BERLIN —
Women's soccer is growing in popularity around the world. But opportunities for training and financial support still lag behind the men’s game in most places. A program held every summer in Berlin aims to change this. It is called Discover Football, and it brings soccer clubs from Africa and the Middle East to Germany for a week of matches and panel discussions.
Aya El Ammouri, a soccer player from Lebanon, is quite good at the game, having played it for nine years. But who is one of her biggest supporters? She said it is her father.
“He always encouraged me. He actually paid a professional coach to train me," Ammouri noted. "I was really skilled and he was like ‘give her special training sessions. I want her to get better and better.'”
When she was a little older though, she said her father had second thoughts.
"He was like 'you've had enough of football, and now you have to look forward to your education. You have to get married.," Ammouri said, admitting her disappointment.
But she did not stop, and her father eventually came around. Today, Aya El Ammouri is one of her country's top women players.
She and her teammates won scholarships to Discover Football. The week-long program brings about 100 women to Berlin every summer for soccer games and seminars on how to advance women’s football and women’s rights. It is also seen as a networking opportunity for the next generation of female leaders from the Middle East and Africa.
Next to Aya on the bleachers was Nadia Assaf. Nadia is team captain and founder of Girls Football Academy, Lebanon's first women's soccer academy. She said before she founded the academy five years ago, women's soccer was not taken seriously in her country.
"It's like a side thing, just to say that they have a women's 'team.' They never took us seriously," Assaf said. "Women were never the priority. We never really got equipment. We never got field time, coaches, etc. etc."
Nadia said one day she and her partner, who was coaching a boys team, had an idea.
"Why don't we open an academy just for girls? That way they could have priority and we can give the girls what they actually deserve," she explained.
And things are improving for women soccer players in Lebanon and around the Middle East. Zein Zeintwal of Jordan said her family and friends are very supportive of her interest in the sport.

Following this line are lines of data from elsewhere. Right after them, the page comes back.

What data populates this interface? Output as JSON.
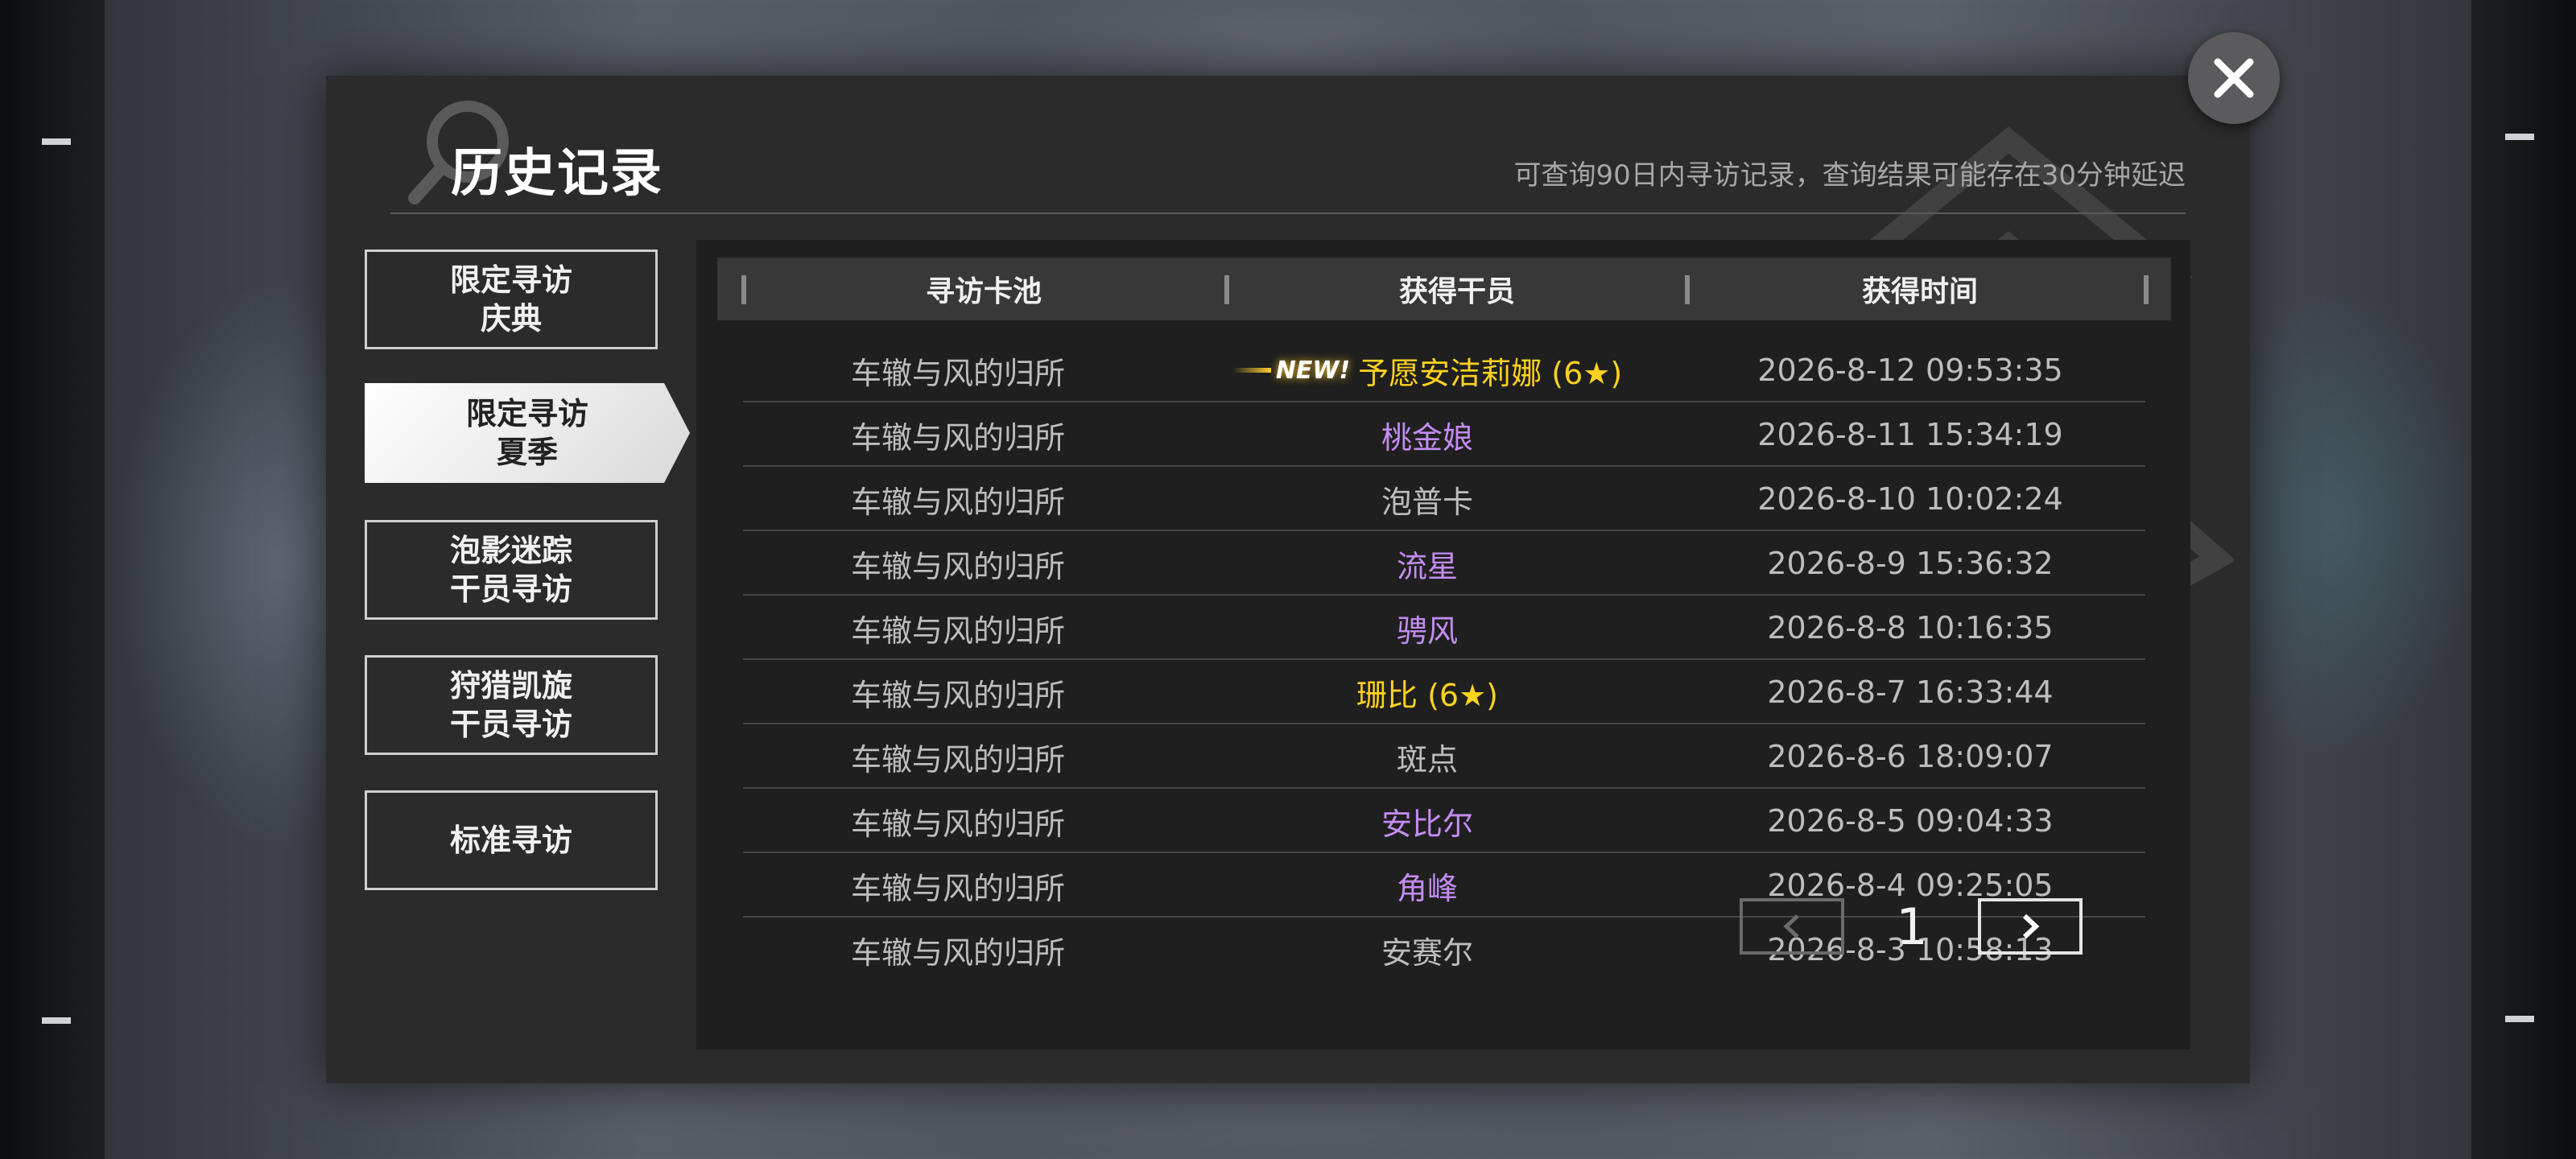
{
  "header": {
    "title": "历史记录",
    "subtitle": "可查询90日内寻访记录，查询结果可能存在30分钟延迟"
  },
  "tabs": [
    {
      "line1": "限定寻访",
      "line2": "庆典",
      "active": false
    },
    {
      "line1": "限定寻访",
      "line2": "夏季",
      "active": true
    },
    {
      "line1": "泡影迷踪",
      "line2": "干员寻访",
      "active": false
    },
    {
      "line1": "狩猎凯旋",
      "line2": "干员寻访",
      "active": false
    },
    {
      "line1": "标准寻访",
      "line2": "",
      "active": false
    }
  ],
  "table": {
    "headers": [
      "寻访卡池",
      "获得干员",
      "获得时间"
    ],
    "rows": [
      {
        "pool": "车辙与风的归所",
        "new_tag": "NEW!",
        "operator": "予愿安洁莉娜 (6★)",
        "rarity": "r6",
        "time": "2026-8-12 09:53:35"
      },
      {
        "pool": "车辙与风的归所",
        "operator": "桃金娘",
        "rarity": "r4",
        "time": "2026-8-11 15:34:19"
      },
      {
        "pool": "车辙与风的归所",
        "operator": "泡普卡",
        "rarity": "r3",
        "time": "2026-8-10 10:02:24"
      },
      {
        "pool": "车辙与风的归所",
        "operator": "流星",
        "rarity": "r4",
        "time": "2026-8-9 15:36:32"
      },
      {
        "pool": "车辙与风的归所",
        "operator": "骋风",
        "rarity": "r4",
        "time": "2026-8-8 10:16:35"
      },
      {
        "pool": "车辙与风的归所",
        "operator": "珊比 (6★)",
        "rarity": "r6",
        "time": "2026-8-7 16:33:44"
      },
      {
        "pool": "车辙与风的归所",
        "operator": "斑点",
        "rarity": "r3",
        "time": "2026-8-6 18:09:07"
      },
      {
        "pool": "车辙与风的归所",
        "operator": "安比尔",
        "rarity": "r4",
        "time": "2026-8-5 09:04:33"
      },
      {
        "pool": "车辙与风的归所",
        "operator": "角峰",
        "rarity": "r4",
        "time": "2026-8-4 09:25:05"
      },
      {
        "pool": "车辙与风的归所",
        "operator": "安赛尔",
        "rarity": "r3",
        "time": "2026-8-3 10:58:13"
      }
    ]
  },
  "pager": {
    "current_page": "1"
  },
  "icons": {
    "close": "close-icon",
    "prev": "chevron-left-icon",
    "next": "chevron-right-icon",
    "deco": "magnifier-icon"
  },
  "colors": {
    "six_star": "#ffd21f",
    "four_star": "#c48cf2",
    "three_star": "#bdbdbd",
    "panel": "#2b2b2c"
  }
}
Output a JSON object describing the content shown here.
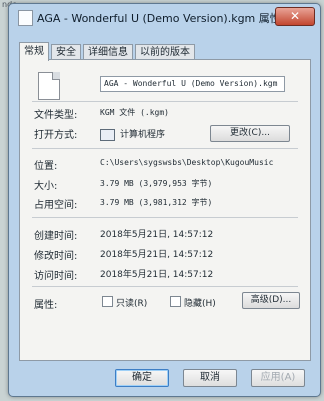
{
  "background": {
    "corner_text": "nde"
  },
  "window": {
    "title": "AGA - Wonderful U (Demo Version).kgm 属性",
    "close_label": "✕"
  },
  "tabs": [
    {
      "label": "常规",
      "active": true
    },
    {
      "label": "安全",
      "active": false
    },
    {
      "label": "详细信息",
      "active": false
    },
    {
      "label": "以前的版本",
      "active": false
    }
  ],
  "general": {
    "filename": "AGA - Wonderful U (Demo Version).kgm",
    "file_type_label": "文件类型:",
    "file_type_value": "KGM 文件 (.kgm)",
    "open_with_label": "打开方式:",
    "open_with_value": "计算机程序",
    "change_button": "更改(C)...",
    "location_label": "位置:",
    "location_value": "C:\\Users\\sygswsbs\\Desktop\\KugouMusic",
    "size_label": "大小:",
    "size_value": "3.79 MB (3,979,953 字节)",
    "size_on_disk_label": "占用空间:",
    "size_on_disk_value": "3.79 MB (3,981,312 字节)",
    "created_label": "创建时间:",
    "created_value": "2018年5月21日, 14:57:12",
    "modified_label": "修改时间:",
    "modified_value": "2018年5月21日, 14:57:12",
    "accessed_label": "访问时间:",
    "accessed_value": "2018年5月21日, 14:57:12",
    "attributes_label": "属性:",
    "readonly_label": "只读(R)",
    "hidden_label": "隐藏(H)",
    "advanced_button": "高级(D)..."
  },
  "footer": {
    "ok": "确定",
    "cancel": "取消",
    "apply": "应用(A)"
  }
}
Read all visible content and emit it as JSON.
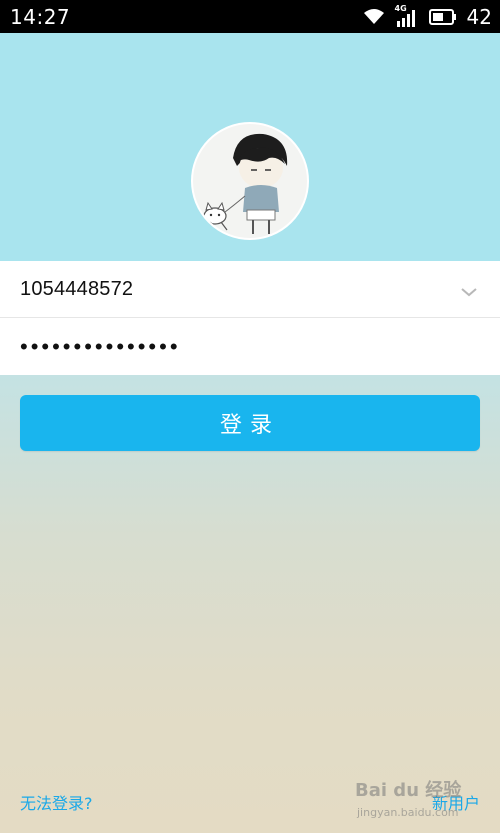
{
  "status_bar": {
    "time": "14:27",
    "network_label": "4G",
    "battery_level": "42",
    "icons": [
      "wifi-icon",
      "signal-icon",
      "battery-icon"
    ]
  },
  "profile": {
    "avatar_icon": "cartoon-boy-with-cat-avatar"
  },
  "login_form": {
    "account_value": "1054448572",
    "password_masked": "•••••••••••••••",
    "dropdown_icon": "chevron-down-icon",
    "login_button_label": "登录"
  },
  "footer": {
    "cannot_login_link": "无法登录?",
    "new_user_link": "新用户"
  },
  "watermark": {
    "text": "Bai du 经验",
    "sub": "jingyan.baidu.com"
  },
  "colors": {
    "hero_bg": "#a9e4ee",
    "button_bg": "#19b5ee",
    "link": "#1aa8e8",
    "field_bg": "#ffffff"
  }
}
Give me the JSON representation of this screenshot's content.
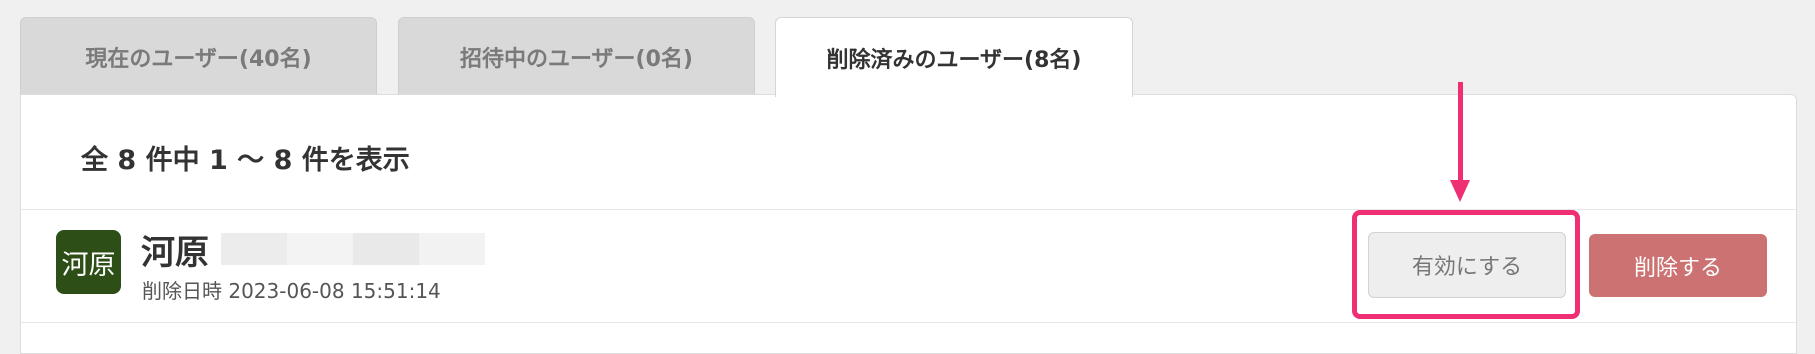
{
  "tabs": [
    {
      "label": "現在のユーザー(40名)",
      "active": false
    },
    {
      "label": "招待中のユーザー(0名)",
      "active": false
    },
    {
      "label": "削除済みのユーザー(8名)",
      "active": true
    }
  ],
  "summary": "全 8 件中 1 〜 8 件を表示",
  "user": {
    "avatar_text": "河原",
    "name": "河原",
    "deleted_at": "削除日時 2023-06-08 15:51:14"
  },
  "actions": {
    "activate_label": "有効にする",
    "delete_label": "削除する"
  },
  "colors": {
    "avatar_bg": "#2d4f17",
    "delete_button": "#cc7272",
    "annotation": "#ef2f74"
  },
  "annotation": {
    "icon": "arrow-down-icon",
    "target": "activate-button"
  }
}
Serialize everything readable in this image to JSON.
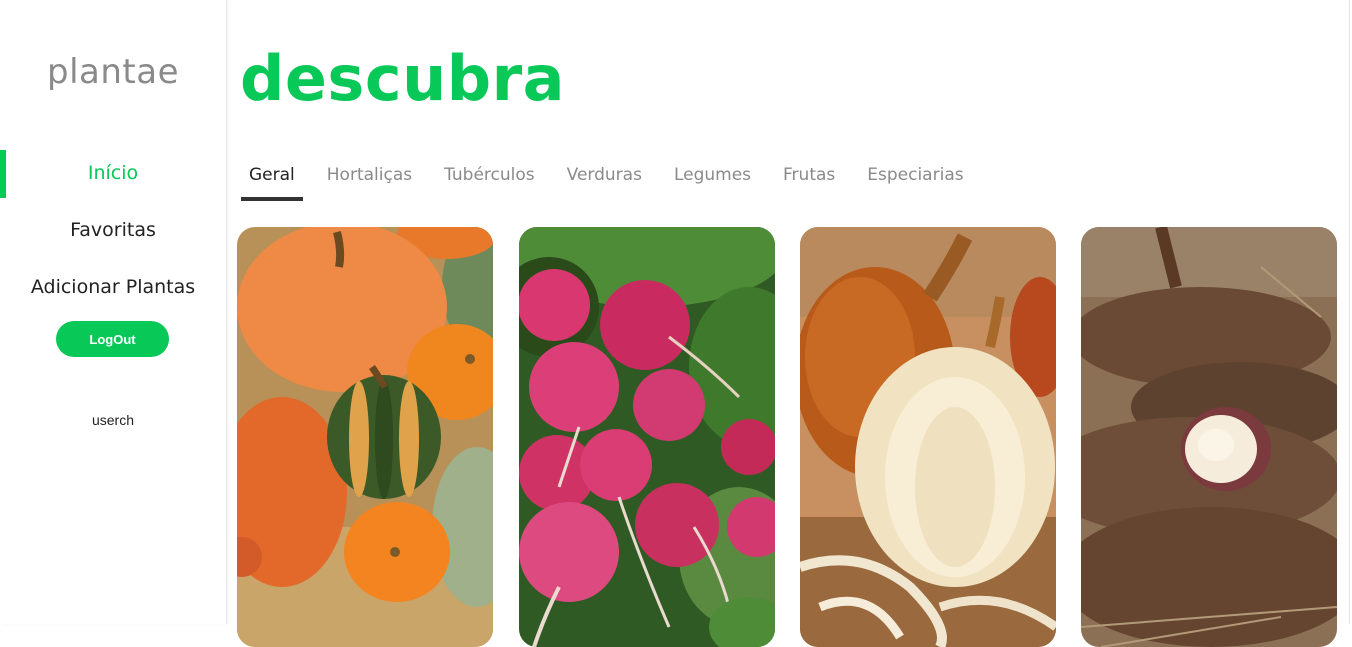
{
  "sidebar": {
    "logo": "plantae",
    "nav": [
      {
        "label": "Início",
        "active": true
      },
      {
        "label": "Favoritas",
        "active": false
      },
      {
        "label": "Adicionar Plantas",
        "active": false
      }
    ],
    "logout_label": "LogOut",
    "username": "userch"
  },
  "main": {
    "title": "descubra",
    "tabs": [
      "Geral",
      "Hortaliças",
      "Tubérculos",
      "Verduras",
      "Legumes",
      "Frutas",
      "Especiarias"
    ],
    "active_tab": "Geral",
    "cards": [
      {
        "image": "pumpkins-photo"
      },
      {
        "image": "radishes-photo"
      },
      {
        "image": "onion-photo"
      },
      {
        "image": "cassava-photo"
      }
    ]
  },
  "colors": {
    "accent": "#08c858",
    "text": "#222222",
    "muted": "#8a8a8a"
  }
}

"It's really cool nowadays. But when I started it was like 'you're weirdo' and so on," she explained. "But now it's really famous and people are watching us like men."
"When I started playing, I used to play handball and soccer and basketball in school. But I became more attached to soccer than the others," she added. "I always used to watch people playing soccer and so on, and liked it the most. That's it."
Discover Football is sponsored by the German government and the European Union. The event serves as the cultural program for the Women's European Cup. But it has not been free of controversy. That is because European soccer's governing body, UEFA, scheduled the games during Ramadan. As a result, women's teams that had attended in the past, like Saudi Arabia's, sat out this year. Still, six teams from the Middle East and Africa attended the most recent program.